Lundi, la pop star se produit à l’Olympia. Un concert sans billetterie... qui est son premier dans l'hexagone depuis 2011. Depuis le début de sa carrière, la chanteuse américaine entretient avec la France une relation compliquée, qui semble se détendre ces derniers mois.

Taylor Swift en 2016 lors de la cérémonie des Grammy Awards
Taylor Swift en 2016 lors de la cérémonie des Grammy Awards © AFP / Robyn Back

Pour les fans de Taylor Swift, qui se dénomment eux-mêmes les “Swifties”, c’est un événement : la chanteuse américaine, 29 ans, donne ce lundi soir un concert dans une salle mythique et intimiste, l’Olympia. Particularité : il s’agit d’un concert privé, sans billetterie. Depuis plus d’une semaine, les admiratrices et admirateurs de la star se disputent les quelque 2 000 invitations disponibles pour ce concert.  

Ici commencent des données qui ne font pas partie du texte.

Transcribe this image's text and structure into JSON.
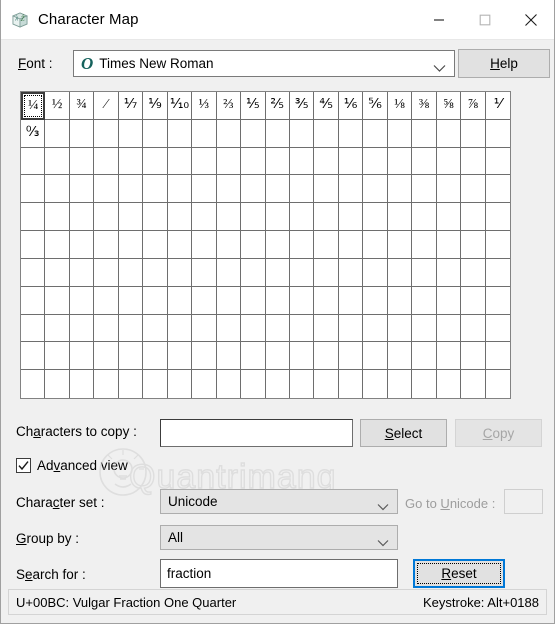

Si l’événement est si important, c’est parce que la vedette de la musique pop ne s’est plus produite en France depuis 2011. Elle avait alors joué au Zénith de Paris, qui n’était même pas plein, rapporte un article du Point. Depuis, elle est venue seulement deux fois en France, uniquement pour des opérations de promotion (en 2013 avec une émission de radio sur une péniche parisienne pour la radio NRJ puis en 2014 pour une petite tournée des médias). Mais pas de concert à l’horizon.  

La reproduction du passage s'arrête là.